A 23h05, alors que les festivités battent déjà son plein à la discothèque Paddy's Pub, un kamikaze se fait exploser à l'intérieur. Ceux qui le peuvent encore se précipitent dehors, dans la petite rue. D'autres accourent pour aider. Vingt secondes plus tard, une énorme déflagration ravage toute la rue ; un van garé juste en face contenait une bombe sophistiquée d'une tonne, qui laisse un cratère d'un mètre de profondeur dans la route et rase littéralement le Sari Club. 202 morts. C'était le 12 octobre 2002.
Difficile d'ignorer tout cela, quand on sirote une frozen strawberry margarita à quelques mètres de là, presque dix ans plus tard. Bali a aussi son Ground Zero ; le terrain vague n'est toujours pas reconstruit. Il est difficile d'imaginer pleinement cette scène d'horreur sans avoir baigné dans l'incroyable densité humaine de ces rues. La panique et le débordement des hôpitaux fut telle qu'un grand nombre de blessés, surtout des brûlés, durent être évacués jusque Darwin, en Australie, à 1800km de distance, avant d'être soignés.
Tout le monde ici, Balinais comme touristes occidentaux, fait mine d'avoir oublié. Les Australiens sont ici pour s'amuser (lire : boire pour pas cher et sans T-shirt, deux choses qui leur sont interdites à la maison), les Balinais pour vivre. Bars, boîtes en plein air, restaurants, massages plus ou moins louches, spas, scooters, champignons hallucinogènes, herbe, surfs, taxis, viagra, antiquités douteuses... tout se vend, tout se loue dans ces ruelles étroites où deux mondes si différents se côtoient d'infiniment près, sans jamais se mêler.
A ma gauche, dans le club : Australiens décérébrés déjà ivres en arrivant, bruyants, gauches, grands, massifs, indécents. Les garçons ont la jeune vingtaine, les poches pleines d'un fric reçu de papa-maman, la notion de travail leur est encore étrangère, ils se déplacent en bande. Les filles sont plus âgées, la bonne trentaine, et s'observent souvent en groupes de deux venues ramasser les miettes. Comment est-il possible d'être autant débraillé avec aussi peu de vêtements ?

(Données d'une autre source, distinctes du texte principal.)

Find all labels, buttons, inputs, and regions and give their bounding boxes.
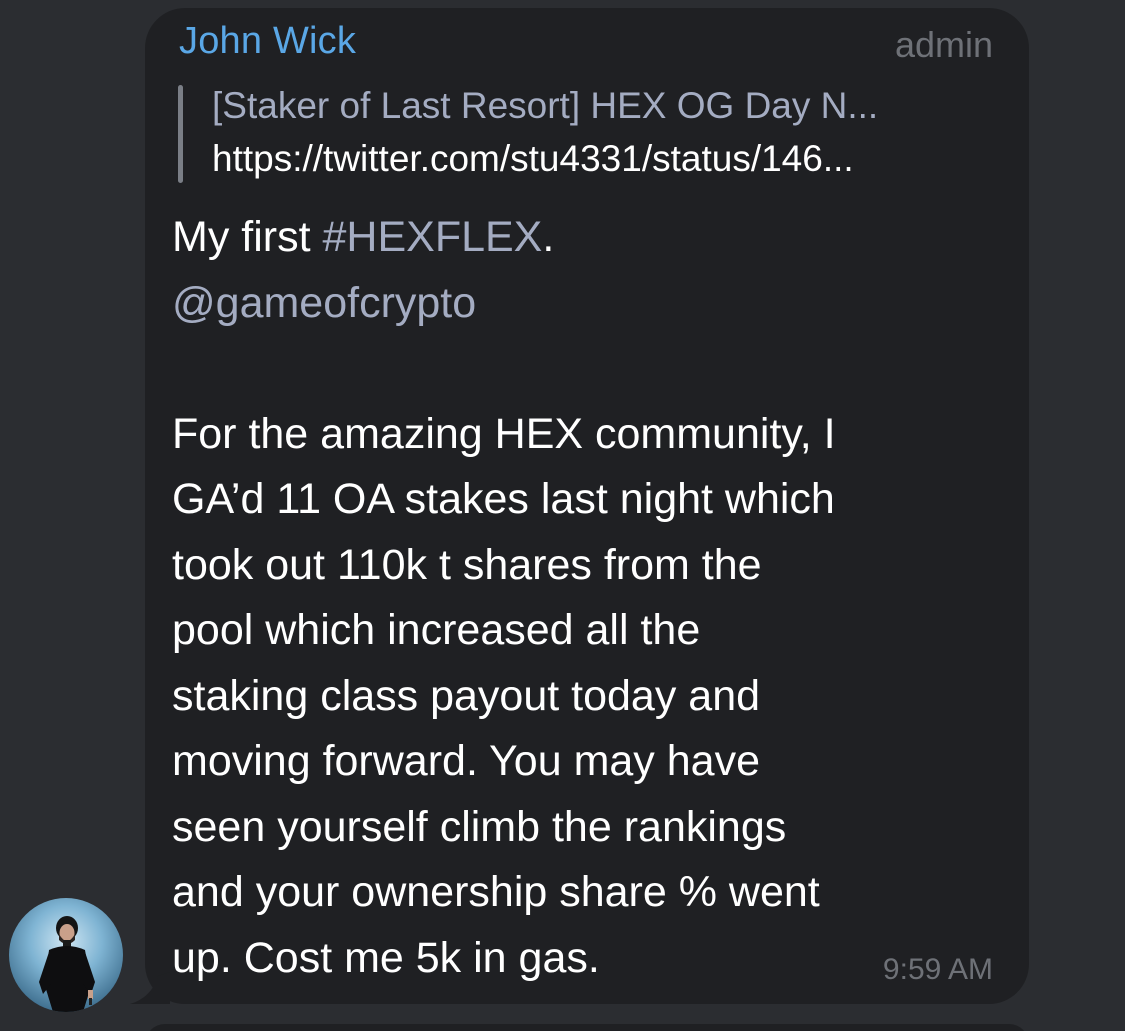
message-timestamp: 9:59 AM: [882, 953, 993, 986]
paragraph-line: up. Cost me 5k in gas.: [172, 933, 600, 982]
sender-name[interactable]: John Wick: [179, 20, 356, 63]
reply-quote-bar: [178, 85, 183, 183]
avatar-photo-icon: [9, 898, 123, 1012]
paragraph-line: pool which increased all the: [172, 606, 701, 654]
paragraph-line: GA’d 11 OA stakes last night which: [172, 475, 835, 523]
mention-link[interactable]: @gameofcrypto: [172, 271, 992, 337]
admin-badge: admin: [894, 24, 993, 65]
hashtag-link[interactable]: #HEXFLEX: [322, 213, 542, 261]
reply-preview[interactable]: [Staker of Last Resort] HEX OG Day N... …: [178, 85, 993, 183]
message-line-1-suffix: .: [542, 213, 555, 261]
paragraph-line: took out 110k t shares from the: [172, 540, 762, 589]
paragraph-line: moving forward. You may have: [172, 737, 760, 785]
message-line-1: My first #HEXFLEX.: [172, 205, 992, 271]
paragraph-line: For the amazing HEX community, I: [172, 409, 836, 458]
message-line-1-prefix: My first: [172, 213, 323, 261]
paragraph-line: and your ownership share % went: [172, 868, 820, 916]
message-text: My first #HEXFLEX. @gameofcrypto For the…: [172, 205, 992, 991]
reply-link-text: https://twitter.com/stu4331/status/146..…: [212, 138, 854, 179]
reply-title: [Staker of Last Resort] HEX OG Day N...: [212, 85, 879, 126]
bubble-tail: [130, 972, 170, 1004]
paragraph-line: seen yourself climb the rankings: [172, 802, 787, 851]
user-avatar[interactable]: [9, 898, 123, 1012]
paragraph-line: staking class payout today and: [172, 671, 761, 720]
next-message-bubble-edge: [145, 1024, 1029, 1031]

A ma droite, dans la rue : Balinais affairés, ils vont travailler toute la nuit pour tenter de vendre un ou deux paquets de cigarettes (prix en Australie : 17 US$ -- prix à Bali : 1 US$), un transport en taxi, un massage... Fourmis travailleuses, mais dont les tâches ingrates n'altèrent ni le port ni la tenue. Et même pas cet incroyable sourire, marqué d'optimisme, de confiance, de bienveillance.